A defensive European Union on Friday played down an ongoing confrontation with developing countries over ‘pre-2020 actions’ on climate change that has been weighing down on the negotiations here, but a compromise solution was nowhere in sight yet, with India and China comprehensively rejecting initial proposals to address their demands.
“It does not address any of our concerns. It cannot be acceptable to us,” said an Indian negotiator about a three-point proposal suggested by Fiji, which is presiding over the conference, to end the stalemate.
In a parallel development, the developing countries, at the instance of India and China, have also decided to request the UN climate change secretariat to organise an event at the conference next week to commemorate the 20th anniversary of adoption of the 1997 Kyoto Protocol. The developing countries hope this would help bring more attention to ‘pre-2020 actions’ and put further pressure on developed countries to deliver on their promises. The G-77 group of developing countries, with more than 130 members, sent a formal proposal in this regard to the secretariat Friday.
“We propose to have a ceremony on the adoption of Kyoto Protocol on its 20th anniversary.
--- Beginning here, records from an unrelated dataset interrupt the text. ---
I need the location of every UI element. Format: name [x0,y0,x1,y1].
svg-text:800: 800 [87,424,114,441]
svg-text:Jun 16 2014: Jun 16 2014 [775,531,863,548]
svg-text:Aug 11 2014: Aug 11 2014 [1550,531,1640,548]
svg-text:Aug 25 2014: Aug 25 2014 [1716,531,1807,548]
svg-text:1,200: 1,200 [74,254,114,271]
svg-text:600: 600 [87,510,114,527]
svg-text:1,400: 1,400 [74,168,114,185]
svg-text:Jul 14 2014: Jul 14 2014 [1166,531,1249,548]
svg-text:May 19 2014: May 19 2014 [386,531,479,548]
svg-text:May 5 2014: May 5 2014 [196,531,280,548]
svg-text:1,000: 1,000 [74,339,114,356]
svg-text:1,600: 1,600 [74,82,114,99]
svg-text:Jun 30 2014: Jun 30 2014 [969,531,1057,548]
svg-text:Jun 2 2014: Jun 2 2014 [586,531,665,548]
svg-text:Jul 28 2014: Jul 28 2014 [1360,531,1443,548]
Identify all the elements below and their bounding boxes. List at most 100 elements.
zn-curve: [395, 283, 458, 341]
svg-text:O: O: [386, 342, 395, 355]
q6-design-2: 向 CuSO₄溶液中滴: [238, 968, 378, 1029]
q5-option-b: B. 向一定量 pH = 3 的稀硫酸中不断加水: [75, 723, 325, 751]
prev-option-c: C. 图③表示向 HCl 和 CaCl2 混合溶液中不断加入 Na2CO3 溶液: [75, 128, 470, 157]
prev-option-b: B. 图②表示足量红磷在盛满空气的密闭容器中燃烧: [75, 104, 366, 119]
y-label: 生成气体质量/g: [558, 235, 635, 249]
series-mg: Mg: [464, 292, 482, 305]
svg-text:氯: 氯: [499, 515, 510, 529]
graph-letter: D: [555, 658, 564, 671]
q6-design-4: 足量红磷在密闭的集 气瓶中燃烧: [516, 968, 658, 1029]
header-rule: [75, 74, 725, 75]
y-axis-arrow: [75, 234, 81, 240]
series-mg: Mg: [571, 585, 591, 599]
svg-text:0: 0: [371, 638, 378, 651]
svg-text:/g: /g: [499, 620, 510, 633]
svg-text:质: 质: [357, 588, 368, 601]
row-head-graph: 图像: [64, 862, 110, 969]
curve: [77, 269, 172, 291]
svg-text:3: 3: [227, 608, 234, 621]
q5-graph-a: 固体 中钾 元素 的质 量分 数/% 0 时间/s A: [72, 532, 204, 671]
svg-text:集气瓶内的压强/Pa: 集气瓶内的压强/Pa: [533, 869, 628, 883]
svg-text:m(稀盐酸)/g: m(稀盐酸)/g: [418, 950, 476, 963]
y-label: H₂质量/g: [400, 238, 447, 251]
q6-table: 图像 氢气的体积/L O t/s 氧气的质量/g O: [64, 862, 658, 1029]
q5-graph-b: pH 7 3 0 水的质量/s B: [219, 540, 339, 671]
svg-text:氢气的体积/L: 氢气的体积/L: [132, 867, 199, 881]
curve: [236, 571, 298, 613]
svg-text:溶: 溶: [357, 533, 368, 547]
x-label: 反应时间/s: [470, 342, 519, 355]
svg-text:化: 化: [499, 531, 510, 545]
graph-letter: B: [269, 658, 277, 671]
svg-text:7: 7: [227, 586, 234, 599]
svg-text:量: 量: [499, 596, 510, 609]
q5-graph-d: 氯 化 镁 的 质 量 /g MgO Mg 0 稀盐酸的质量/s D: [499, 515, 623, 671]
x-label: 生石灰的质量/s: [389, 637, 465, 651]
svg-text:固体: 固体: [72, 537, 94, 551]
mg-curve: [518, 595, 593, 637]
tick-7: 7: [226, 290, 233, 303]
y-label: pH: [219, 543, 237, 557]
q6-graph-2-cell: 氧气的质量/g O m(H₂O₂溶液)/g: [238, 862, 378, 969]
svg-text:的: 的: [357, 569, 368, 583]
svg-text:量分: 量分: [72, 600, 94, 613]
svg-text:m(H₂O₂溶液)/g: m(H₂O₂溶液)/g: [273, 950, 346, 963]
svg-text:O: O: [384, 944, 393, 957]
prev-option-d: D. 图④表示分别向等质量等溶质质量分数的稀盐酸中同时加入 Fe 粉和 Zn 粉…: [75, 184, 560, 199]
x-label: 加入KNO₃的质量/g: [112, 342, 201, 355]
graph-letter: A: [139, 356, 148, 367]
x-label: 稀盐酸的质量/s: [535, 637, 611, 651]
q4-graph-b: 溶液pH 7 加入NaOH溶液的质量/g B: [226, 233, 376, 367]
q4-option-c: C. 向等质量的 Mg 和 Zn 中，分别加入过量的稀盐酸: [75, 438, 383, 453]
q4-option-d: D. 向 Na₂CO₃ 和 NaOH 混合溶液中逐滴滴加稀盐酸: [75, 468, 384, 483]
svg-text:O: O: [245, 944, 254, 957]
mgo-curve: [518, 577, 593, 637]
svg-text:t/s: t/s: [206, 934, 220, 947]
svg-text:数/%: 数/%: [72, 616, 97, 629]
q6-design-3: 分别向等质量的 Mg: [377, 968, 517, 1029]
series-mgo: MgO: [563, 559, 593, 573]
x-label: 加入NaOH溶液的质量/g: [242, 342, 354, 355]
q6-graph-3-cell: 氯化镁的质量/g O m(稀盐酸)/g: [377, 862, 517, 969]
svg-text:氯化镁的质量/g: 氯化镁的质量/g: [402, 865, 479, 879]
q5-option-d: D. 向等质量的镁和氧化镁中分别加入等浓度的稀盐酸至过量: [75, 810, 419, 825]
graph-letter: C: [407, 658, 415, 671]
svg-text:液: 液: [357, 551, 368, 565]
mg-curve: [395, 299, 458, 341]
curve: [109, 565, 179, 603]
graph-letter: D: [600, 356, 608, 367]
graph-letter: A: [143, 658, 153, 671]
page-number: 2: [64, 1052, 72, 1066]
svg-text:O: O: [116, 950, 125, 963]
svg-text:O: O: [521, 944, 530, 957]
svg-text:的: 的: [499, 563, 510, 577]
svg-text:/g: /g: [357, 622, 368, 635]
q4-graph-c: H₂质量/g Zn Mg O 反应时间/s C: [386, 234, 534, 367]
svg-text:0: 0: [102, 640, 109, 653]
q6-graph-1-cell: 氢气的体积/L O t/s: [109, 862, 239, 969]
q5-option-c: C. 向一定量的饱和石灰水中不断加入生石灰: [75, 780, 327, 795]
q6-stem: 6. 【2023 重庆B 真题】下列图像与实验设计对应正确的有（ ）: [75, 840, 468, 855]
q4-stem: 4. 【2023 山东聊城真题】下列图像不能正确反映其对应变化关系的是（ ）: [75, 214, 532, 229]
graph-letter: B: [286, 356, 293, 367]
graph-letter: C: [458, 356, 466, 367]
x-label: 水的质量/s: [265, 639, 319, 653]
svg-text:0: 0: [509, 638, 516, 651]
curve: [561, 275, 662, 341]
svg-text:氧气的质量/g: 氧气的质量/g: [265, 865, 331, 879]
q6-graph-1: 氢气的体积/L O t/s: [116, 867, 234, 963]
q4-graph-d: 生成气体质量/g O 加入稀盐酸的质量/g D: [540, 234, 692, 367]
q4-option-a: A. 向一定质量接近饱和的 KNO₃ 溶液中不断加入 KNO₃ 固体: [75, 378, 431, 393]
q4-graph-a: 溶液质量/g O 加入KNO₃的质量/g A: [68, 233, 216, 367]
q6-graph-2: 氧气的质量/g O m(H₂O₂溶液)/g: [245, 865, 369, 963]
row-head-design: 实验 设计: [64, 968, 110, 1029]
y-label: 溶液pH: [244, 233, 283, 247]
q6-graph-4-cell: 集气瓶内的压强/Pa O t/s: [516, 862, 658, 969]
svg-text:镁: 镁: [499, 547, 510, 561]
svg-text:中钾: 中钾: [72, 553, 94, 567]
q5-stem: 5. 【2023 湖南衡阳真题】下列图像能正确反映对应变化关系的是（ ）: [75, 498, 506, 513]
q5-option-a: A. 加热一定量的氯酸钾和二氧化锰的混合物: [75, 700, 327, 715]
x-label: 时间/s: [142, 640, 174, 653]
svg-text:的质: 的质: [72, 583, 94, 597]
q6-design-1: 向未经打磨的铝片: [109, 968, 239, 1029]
We hope that kind of event will help us get the political momentum around pre-2020 actions,” Chinese negotiator Chen Zhihua told reporters.
The developing countries have been accusing the developed world of trying to run away from their obligations under Kyoto Protocol that has three more years to run. The Paris Agreement, finalised in 2015, is essentially the successor agreement to Kyoto Protocol.
Kyoto Protocol had placed mandatory emission cut targets on rich and developed countries. These countries had to achieve these cuts in the 2005-2012 period. Later, through amendments made in Doha in 2012, the mandate of Kyoto Protocol was extended till 2020 with fresh targets for these countries. The Doha Amendments have still not become operational as adequate number of countries have not yet ratified it.
Amidst effort at this conference to finalise the rule-book for implementation of Paris Agreement, with hopes of ramping up actions to deal with ever-worsening impacts of climate change, developing countries have been trying to emphasise that actions promised for pre-2020 period under Kyoto Protocol are not neglected. The Paris Agreement does not assign any emission targets on countries, letting them decide for themselves what actions to take.
Since the start of the conference, developing countries have been protesting against non-inclusion of the ‘pre-2020 actions’ in the official agenda of discussions. After a few rounds of informal discussions, Fiji put forward a three-point compromise formula, proposing that discussions on ‘pre-2020 actions’ be held at a scheduled review meeting next year, and every subsequent year after that, and a new website be set up providing information on ‘pre-2020 actions’ being taken.
“We had two specific demands — include pre-2020 discussions in the official agenda, and finalise a timeline for ratification of Doha amendments. These proposals address none of these demands. It cannot therefore be acceptable,” the Indian negotiator said.
Chinese negotiator Chen Zhihua agreed. “The presidency (Fiji) has provided some proposals for our consideration. It is a good signal, but from our side, it is still not enough. So we are trying to provide some comments on it and working with our partners to see what additional work we can do to improve the proposals,” he said.
Meanwhile, Elina Bardram, head of EU delegation, said though EU was yet to ratify the Doha amendments, it was already on course to meet commitments for the pre-2020 period. She said there was no attempt to run away from discussing ‘pre-2020 actions’. It was more about finding the right forums, in several parallel meetings, to discuss this so that the main work of finalising the rule-book for Paris Agreement is not affected.
“There is somehow a misperception that the EU and other countries don’t consider pre-2020 action very important. We do… I will insist on that,” she said.